Grundrentner sollten im Zweifel nachrechnen lassen

Politiker der Großen Koalition schimpfen öfter mal, dass in Deutschland zu viel Einzelfallgerechtigkeit erwartet  werde. Aber hier haben sie selbst – mehr auf Drängen der Union – ein Modell gebaut, dass einen Riesenverwaltungsaufwand braucht und dann auch noch dazu führt, dass einige Zehntausend Rentner und Rentnerinnen sterben, bevor sie das ihnen zustehenden Geld irgendwann zwischen Sommer 2021 und Herbst 2022 erstmals bekommen haben. Wenn Gerechtigkeit so kompliziert zu rechnen ist, können sowohl bei der Rentenversicherung als auch beim Finanzamt natürlich Fehler passieren. Zum Beispiel, weil die Rentenansprüche aus der gesetzlichen Rente falsch gegengerechnet wurden. Oder weil die Einkommen, die das Finanzamt meldet, falsch berücksichtigt worden sind.

Betroffene können und müssen dann nach ihrem Grundrentenbescheid den klassischen Verwaltungsweg gehen. Erst mal Widerspruch einlegen, und wenn das nicht hilft, im zweiten Schritt vors Sozialgericht gehen. Oder vors Finanzgericht, wenn das Finanzamt aus ihrer Sicht das Einkommen falsch angegeben hat. Die Deutsche Rentenversicherung hat schon mal vorsorglich angekündigt, sich bei den Einkommensfragen strikt an das zu halten, was das Finanzamt angibt.

Meine Kollegen und ich werden also ab Sommer aufs Detail gucken und schauen, ob das neue Modell in der Praxis funktioniert! Und wenn Sie denken, dass Ihnen eine zusätzliche Rente zusteht, und die kommt doch nicht, haken Sie unbedingt bei der Rentenversicherung nach. 

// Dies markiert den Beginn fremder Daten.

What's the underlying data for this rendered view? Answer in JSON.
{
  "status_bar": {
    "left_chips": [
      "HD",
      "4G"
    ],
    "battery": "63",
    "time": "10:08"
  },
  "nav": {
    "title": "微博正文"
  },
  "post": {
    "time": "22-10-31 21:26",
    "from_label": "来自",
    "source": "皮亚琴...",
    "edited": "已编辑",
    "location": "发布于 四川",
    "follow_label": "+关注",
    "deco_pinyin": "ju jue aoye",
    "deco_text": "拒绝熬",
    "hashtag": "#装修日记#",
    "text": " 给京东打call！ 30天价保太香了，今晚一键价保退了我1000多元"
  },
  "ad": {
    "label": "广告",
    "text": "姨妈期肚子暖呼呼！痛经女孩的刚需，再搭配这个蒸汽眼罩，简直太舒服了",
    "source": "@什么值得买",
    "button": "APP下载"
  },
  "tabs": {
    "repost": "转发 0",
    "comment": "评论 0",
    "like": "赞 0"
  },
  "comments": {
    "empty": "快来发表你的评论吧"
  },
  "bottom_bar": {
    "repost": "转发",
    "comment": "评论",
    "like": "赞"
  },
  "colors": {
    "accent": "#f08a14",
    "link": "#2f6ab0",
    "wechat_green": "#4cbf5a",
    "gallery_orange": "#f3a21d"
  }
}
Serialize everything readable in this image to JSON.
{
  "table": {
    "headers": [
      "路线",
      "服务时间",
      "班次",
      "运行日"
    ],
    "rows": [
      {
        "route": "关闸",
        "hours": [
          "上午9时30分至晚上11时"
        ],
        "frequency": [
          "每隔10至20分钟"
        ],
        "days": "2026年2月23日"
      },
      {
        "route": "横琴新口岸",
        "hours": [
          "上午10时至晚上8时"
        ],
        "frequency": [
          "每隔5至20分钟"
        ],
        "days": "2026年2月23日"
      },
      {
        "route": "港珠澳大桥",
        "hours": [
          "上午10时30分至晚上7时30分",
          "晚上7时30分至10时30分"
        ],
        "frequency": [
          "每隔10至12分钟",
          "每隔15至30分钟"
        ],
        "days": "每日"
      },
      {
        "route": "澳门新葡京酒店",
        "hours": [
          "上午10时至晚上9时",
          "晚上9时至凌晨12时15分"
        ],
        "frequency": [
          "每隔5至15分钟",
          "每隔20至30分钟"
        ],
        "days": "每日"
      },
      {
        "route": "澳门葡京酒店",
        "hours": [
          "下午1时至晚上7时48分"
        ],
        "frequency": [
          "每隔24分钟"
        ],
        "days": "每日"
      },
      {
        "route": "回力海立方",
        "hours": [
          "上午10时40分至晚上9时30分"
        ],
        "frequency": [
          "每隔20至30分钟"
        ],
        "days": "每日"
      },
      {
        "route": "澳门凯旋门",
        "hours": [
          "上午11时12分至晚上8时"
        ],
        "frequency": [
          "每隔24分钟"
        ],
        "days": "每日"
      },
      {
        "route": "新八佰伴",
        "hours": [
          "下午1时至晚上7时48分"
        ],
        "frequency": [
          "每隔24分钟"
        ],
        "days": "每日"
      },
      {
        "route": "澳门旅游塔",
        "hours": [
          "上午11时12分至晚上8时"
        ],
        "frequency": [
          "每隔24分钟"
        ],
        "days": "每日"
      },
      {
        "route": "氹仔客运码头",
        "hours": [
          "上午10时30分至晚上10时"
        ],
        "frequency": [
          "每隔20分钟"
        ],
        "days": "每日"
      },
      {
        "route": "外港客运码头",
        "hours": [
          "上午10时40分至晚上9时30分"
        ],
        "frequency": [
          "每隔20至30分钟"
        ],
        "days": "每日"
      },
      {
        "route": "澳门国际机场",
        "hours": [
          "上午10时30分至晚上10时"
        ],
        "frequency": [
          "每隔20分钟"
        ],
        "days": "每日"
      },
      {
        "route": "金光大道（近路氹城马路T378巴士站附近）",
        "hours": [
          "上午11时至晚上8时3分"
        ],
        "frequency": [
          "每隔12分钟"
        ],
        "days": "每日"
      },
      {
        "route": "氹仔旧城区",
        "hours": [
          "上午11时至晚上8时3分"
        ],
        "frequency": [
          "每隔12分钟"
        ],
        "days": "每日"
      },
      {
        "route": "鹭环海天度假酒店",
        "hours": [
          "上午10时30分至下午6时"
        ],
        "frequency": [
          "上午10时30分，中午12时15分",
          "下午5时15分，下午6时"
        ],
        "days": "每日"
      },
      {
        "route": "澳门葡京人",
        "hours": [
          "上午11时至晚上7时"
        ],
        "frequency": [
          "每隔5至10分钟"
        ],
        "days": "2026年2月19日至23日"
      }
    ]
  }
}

Den langen Anlauf zum Ruhestand nutzen

Wer zwar schon weiß, dass es im Alter knapp wird, aber noch einige Jahre Zeit hat bis zur Rente, kann aus dem Projekt Grundrente vier Dinge ableiten:

  • Auf jeden Fall so lange arbeiten, dass die 33 Beitragsjahre vollgemacht werden. Dann haben Sie im Zweifel auch einen Anspruch  auf Grundrente.

  • Gerade kleine Riester- und Betriebsrenten  nicht kündigen. Auch die bringen ein Zusatzeinkommen im Alter, das seit 2018 mit anderen Sozialleistungen nicht verrechnet wird.

  • Freies Einkommen gern auch anlegen – zum Beispiel in Indexfonds . Denn wenn's klappt und Vermögen entsteht, wird das beim Kalkulieren der Grundrente nicht angerechnet.

Und dann gesund bleiben. Damit Sie im Zweifel etwas von Ihrem Ruhestand und der neuen Grundrente haben.